Runnymede Farm
- Company type: Horse breeding
- Industry: Thoroughbred Horse racing
- Founded: 1867
- Headquarters: Paris, Kentucky, United States
- Key people: Founder: Ezekiel F. Clay Current owner: Catesby Woodford Clay
- Website: www.runnymedefarmky.com

= Runnymede Farm =

American horse breeding farm

Runnymede Farm is an American horse breeding farm located outside Paris, Kentucky on U.S. Route 27, the Paris-Cynthiana Road. It is said to be the longest continuously running Thoroughbred horse farm in Kentucky, 365 acre established in 1867 by American Civil War Colonel Ezekiel Field Clay.

Colonel Ezekiel Clay (1840–1920), whose father, Brutus J. Clay, was a member of the Kentucky House of Representatives and the United States House of Representatives and a breeder of Thoroughbreds and champion cattle. He was a nephew of abolitionist Cassius Clay and a cousin to Henry Clay.

==Ezekiel Clay & Catesby Woodford breeding partnership==
In the early part of the 1870s Ezekiel Clay formed what became a successful partnership with Catesby Woodford (d. age 74 in 1923) who owned the neighbouring Raceland Farm. Woodford was a wealthy Paris, Kentucky distiller who became President of the Race Horse Owners' and Trainers' Association and whose New York Times obituary said he "was regarded as the dean of Kentucky sportsmen."

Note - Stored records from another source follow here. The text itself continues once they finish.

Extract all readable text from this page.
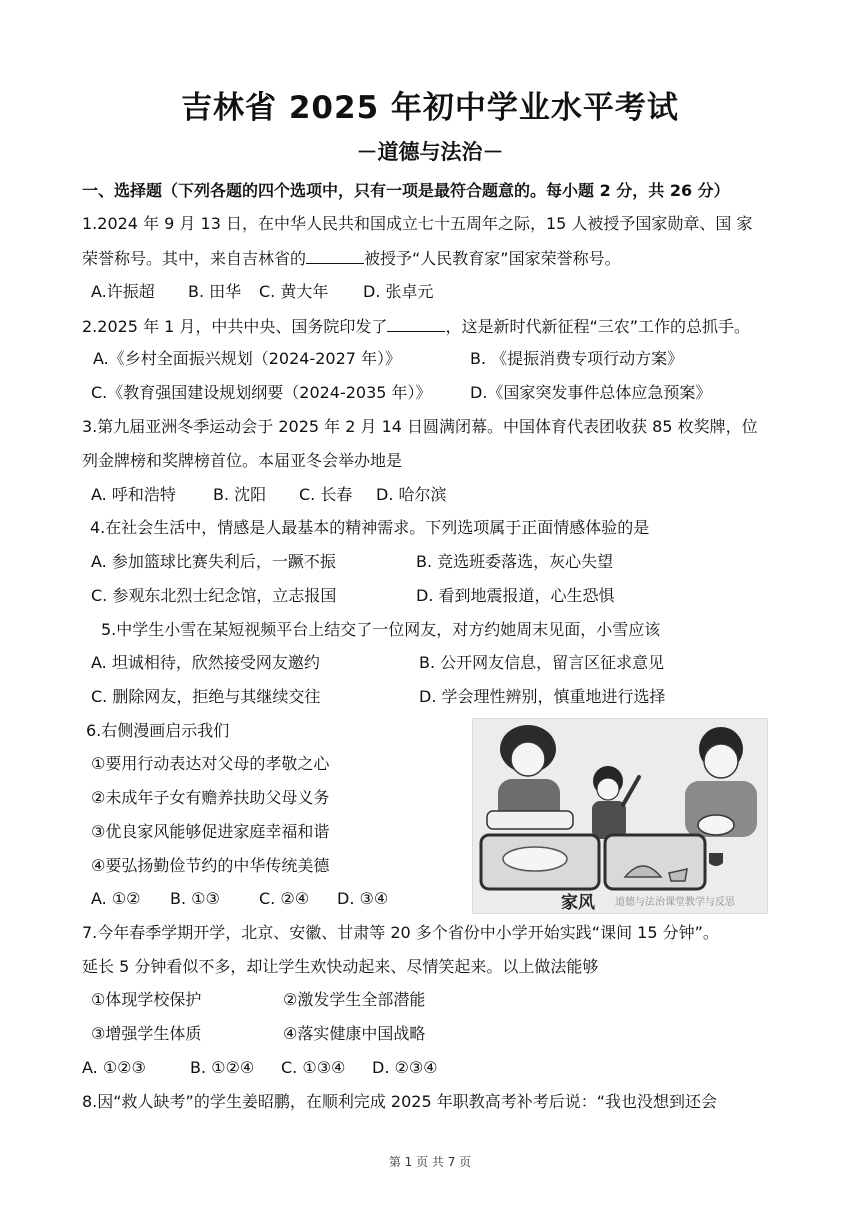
吉林省 2025 年初中学业水平考试
－道德与法治－
一、选择题（下列各题的四个选项中，只有一项是最符合题意的。每小题 2 分，共 26 分）
1.2024 年 9 月 13 日，在中华人民共和国成立七十五周年之际，15 人被授予国家勋章、国 家
荣誉称号。其中，来自吉林省的	被授予“人民教育家”国家荣誉称号。
A.许振超 B. 田华 C. 黄大年 D. 张卓元
2.2025 年 1 月，中共中央、国务院印发了	，这是新时代新征程“三农”工作的总抓手。
A.《乡村全面振兴规划（2024-2027 年）》	B. 《提振消费专项行动方案》
C.《教育强国建设规划纲要（2024-2035 年）》 D.《国家突发事件总体应急预案》
3.第九届亚洲冬季运动会于 2025 年 2 月 14 日圆满闭幕。中国体育代表团收获 85 枚奖牌，位
列金牌榜和奖牌榜首位。本届亚冬会举办地是
A. 呼和浩特 B. 沈阳 C. 长春 D. 哈尔滨
4.在社会生活中，情感是人最基本的精神需求。下列选项属于正面情感体验的是
A. 参加篮球比赛失利后，一蹶不振	B. 竞选班委落选，灰心失望
C. 参观东北烈士纪念馆，立志报国	D. 看到地震报道，心生恐惧
5.中学生小雪在某短视频平台上结交了一位网友，对方约她周末见面，小雪应该
A. 坦诚相待，欣然接受网友邀约	B. 公开网友信息，留言区征求意见
C. 删除网友，拒绝与其继续交往	D. 学会理性辨别，慎重地进行选择
6.右侧漫画启示我们
①要用行动表达对父母的孝敬之心
②未成年子女有赡养扶助父母义务
③优良家风能够促进家庭幸福和谐
④要弘扬勤俭节约的中华传统美德
A. ①② B. ①③ C. ②④ D. ③④	家风 道德与法治课堂教学与反思
7.今年春季学期开学，北京、安徽、甘肃等 20 多个省份中小学开始实践“课间 15 分钟”。
延长 5 分钟看似不多，却让学生欢快动起来、尽情笑起来。以上做法能够
①体现学校保护	②激发学生全部潜能
③增强学生体质	④落实健康中国战略
A. ①②③	B. ①②④ C. ①③④ D. ②③④
8.因“救人缺考”的学生姜昭鹏，在顺利完成 2025 年职教高考补考后说：“我也没想到还会
第 1 页 共 7 页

Both the partnership and Clay's Runnymede operation produced a number of top line horses. U.S. Racing Hall of Fame inductees Miss Woodford, Hanover, Ben Brush, and Roamer were bred at Runnymede Farm. As well, the farm has bred:
- Agile (b. 1902) - won 1905 Kentucky Derby
- Count Turf (b. 1948) - won 1951 Kentucky Derby
- Angle Light (b. 1970) - won the 1973 Wood Memorial Stakes, defeating Secretariat
- Tejano Run (b. 1992) - wins include the Breeders' Futurity Stakes Maker's Mark Mile Stakes and Widener Handicap
- Palace Episode (b. 2002) - won Racing Post Trophy
- Awesome Gem (b. 2003) - won San Fernando Breeders' Cup Stakes
- Divine Park (b. 2004) - wins include the Withers Stakes and Metropolitan Handicap
- Lady Eli (b. 2012) - wins include the Breeders' Cup Juvenile Fillies Turf and Belmont Oaks Invitational Stakes

Today, Runnymede Farm is owned by Catesby Woodford Clay, a grandson of founder, Ezekiel Clay.